You can see how the evaluation works in the TMVARegressionApplication.C macro
[code] // Create a new root output file
TString outfileName( “TMVAReg.root” );
TFile* outputFile = TFile::Open( outfileName, “RECREATE” );
// Create the factory object. Later you can choose the methods
// whose performance you'd like to investigate. The factory will
// then run the performance analysis for you.
//
// The first argument is the base of the name of all the
// weightfiles in the directory weight/
//
// The second argument is the output file for the training results
// All TMVA output can be suppressed by removing the "!" (not) in
// front of the "Silent" argument in the option string
TMVA::Factory *factory = new TMVA::Factory( "TMVARegression", outputFile, "!V:!Silent:Color:DrawProgressBar:Transformations=I;D;P;G,D:AnalysisType=Classification" );
// Read training and test data (see TMVAClassification for reading ASCII files)
// load the signal and background event samples from ROOT trees
auto signalFile = TFile::Open("data.root","READ");
auto signalTree = static_cast<TTree*>(signalFile->Get("dist_tree"));
factory->AddSignalTree(signalTree,1.0);
// Define the input variables that shall be used for the MVA training
factory->AddVariable( "theta_p", "Polar angle proton", "degrees", 'D' );
factory->AddVariable( "theta_n", "Polar angle neutron", "degrees", 'D' );
factory->AddVariable( "delta_phi", "Difference in azimuthal angle", "degrees", 'D' );
factory->AddVariable( "S", "Kinematic variable", "degrees", 'D' );
// Add the variable carrying the regression target
factory->AddTarget( "E_p" );
std::cout << "--- TMVARegression : Using input file: " << signalFile->GetName() << std::endl;
// --- Register the regression tree
// TTree *regTree = (TTree*)input->Get("TreeR");
// global event weights per tree (see below for setting event-wise weights)
Double_t regWeight = 1.0;
// Apply additional cuts on the signal and background samples (can be different)
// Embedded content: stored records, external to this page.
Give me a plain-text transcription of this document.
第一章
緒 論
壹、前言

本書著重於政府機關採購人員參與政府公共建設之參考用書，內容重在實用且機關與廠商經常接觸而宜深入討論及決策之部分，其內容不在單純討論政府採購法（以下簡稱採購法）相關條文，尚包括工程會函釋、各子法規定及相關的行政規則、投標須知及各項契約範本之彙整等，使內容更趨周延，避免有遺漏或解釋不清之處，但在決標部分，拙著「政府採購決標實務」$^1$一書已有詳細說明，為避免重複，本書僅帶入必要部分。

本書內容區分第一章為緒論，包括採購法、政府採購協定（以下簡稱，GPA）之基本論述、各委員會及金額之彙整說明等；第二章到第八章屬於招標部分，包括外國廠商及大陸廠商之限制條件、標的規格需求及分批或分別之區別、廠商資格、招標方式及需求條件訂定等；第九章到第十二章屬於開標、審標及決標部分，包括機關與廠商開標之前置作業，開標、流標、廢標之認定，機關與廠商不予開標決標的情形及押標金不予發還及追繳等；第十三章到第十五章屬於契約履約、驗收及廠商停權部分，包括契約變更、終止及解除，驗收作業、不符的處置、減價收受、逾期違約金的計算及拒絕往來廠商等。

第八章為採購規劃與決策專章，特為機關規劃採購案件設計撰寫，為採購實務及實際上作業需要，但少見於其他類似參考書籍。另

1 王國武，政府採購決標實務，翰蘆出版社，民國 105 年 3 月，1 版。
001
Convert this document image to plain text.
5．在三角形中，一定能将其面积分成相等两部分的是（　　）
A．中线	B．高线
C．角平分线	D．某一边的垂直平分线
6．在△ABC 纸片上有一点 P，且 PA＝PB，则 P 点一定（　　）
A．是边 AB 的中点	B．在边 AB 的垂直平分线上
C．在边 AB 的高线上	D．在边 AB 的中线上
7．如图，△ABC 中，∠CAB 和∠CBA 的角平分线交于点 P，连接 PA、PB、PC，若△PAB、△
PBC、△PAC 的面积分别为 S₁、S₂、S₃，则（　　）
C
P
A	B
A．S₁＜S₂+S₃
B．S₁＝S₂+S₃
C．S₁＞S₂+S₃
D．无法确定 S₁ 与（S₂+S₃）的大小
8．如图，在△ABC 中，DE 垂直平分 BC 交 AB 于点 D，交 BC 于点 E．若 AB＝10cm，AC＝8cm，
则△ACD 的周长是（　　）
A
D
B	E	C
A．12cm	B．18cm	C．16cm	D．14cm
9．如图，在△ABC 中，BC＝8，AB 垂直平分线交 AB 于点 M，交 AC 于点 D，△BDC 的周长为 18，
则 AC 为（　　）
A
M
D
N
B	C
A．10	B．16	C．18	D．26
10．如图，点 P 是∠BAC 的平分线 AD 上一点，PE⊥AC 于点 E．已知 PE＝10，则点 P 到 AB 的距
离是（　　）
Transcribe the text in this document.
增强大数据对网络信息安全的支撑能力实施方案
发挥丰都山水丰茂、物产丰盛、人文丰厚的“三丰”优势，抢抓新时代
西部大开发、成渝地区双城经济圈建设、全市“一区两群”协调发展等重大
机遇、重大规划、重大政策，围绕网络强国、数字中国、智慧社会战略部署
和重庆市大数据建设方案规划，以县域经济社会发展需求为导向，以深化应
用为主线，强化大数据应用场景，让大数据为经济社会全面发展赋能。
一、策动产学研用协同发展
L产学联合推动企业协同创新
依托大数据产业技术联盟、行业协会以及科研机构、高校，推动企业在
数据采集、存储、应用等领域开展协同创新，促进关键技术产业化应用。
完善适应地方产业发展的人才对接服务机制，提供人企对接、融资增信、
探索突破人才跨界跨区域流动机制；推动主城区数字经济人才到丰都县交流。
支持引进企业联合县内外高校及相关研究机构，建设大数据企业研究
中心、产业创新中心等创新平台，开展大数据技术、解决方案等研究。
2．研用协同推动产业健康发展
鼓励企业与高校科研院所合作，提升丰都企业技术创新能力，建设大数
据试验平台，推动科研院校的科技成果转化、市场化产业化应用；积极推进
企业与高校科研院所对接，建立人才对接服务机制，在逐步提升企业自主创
TCut mycut = ""; // for example: TCut mycut = "abs(var1)<0.5 && abs(var2-0.5)<1";
// tell the factory to use all remaining events in the trees after training for testing:
factory->PrepareTrainingAndTestTree( mycut, "nTrain_Regression=1000:nTest_Regression=0:SplitMode=Random:NormMode=NumEvents:!V" );
// factory->PrepareTrainingAndTestTree( mycut,
// "nTrain_Regression=0:nTest_Regression=0:SplitMode=Random:NormMode=NumEvents:!V" );
// If no numbers of events are given, half of the events in the tree are used
// for training, and the other half for testing:
// factory->PrepareTrainingAndTestTree( mycut, "SplitMode=random:!V" );
// ---- Book MVA methods
//
// please lookup the various method configuration options in the corresponding cxx files, eg:
// src/MethoCuts.cxx, etc, or here: http://tmva.sourceforge.net/optionRef.html
// it is possible to preset ranges in the option string in which the cut optimisation should be done:
// "...:CutRangeMin[2]=-1:CutRangeMax[2]=1"...", where [2] is the third input variable
// K-Nearest Neighbour classifier (KNN)
factory->BookMethod( TMVA::Types::kKNN, "KNN", "nkNN=20:ScaleFrac=0.8:SigmaFact=1.0:Kernel=Gaus:UseKernel=F:UseWeight=T:!Trim" );
// ---- Now you can tell the factory to train, test, and evaluate the MVAs
// Train MVAs using the set of training events
factory->TrainAllMethods();
// ---- Evaluate all MVAs using the set of test events
factory->TestAllMethods();
// ----- Evaluate and compare performance of all configured MVAs
factory->EvaluateAllMethods();
// --------------------------------------------------------------
// Save the output
outputFile->Close();
std::cout << "==> Wrote root file: " << outputFile->GetName() << std::endl;
std::cout << "==> TMVARegression is done!" << std::endl;
delete factory;
Everything seems to be working properly, but I’m not able to find the function which depends on my four variables. I run something like TMVARegression and TMVARegressionApplication adapted to my variables.
Any hint about what I’m doing wrong?
I tried to use as well the macros on page 32 of the manual I get tons of complaints about TMVAGlob.C, so I copied the needed parts of this macro inside the macros on page 32.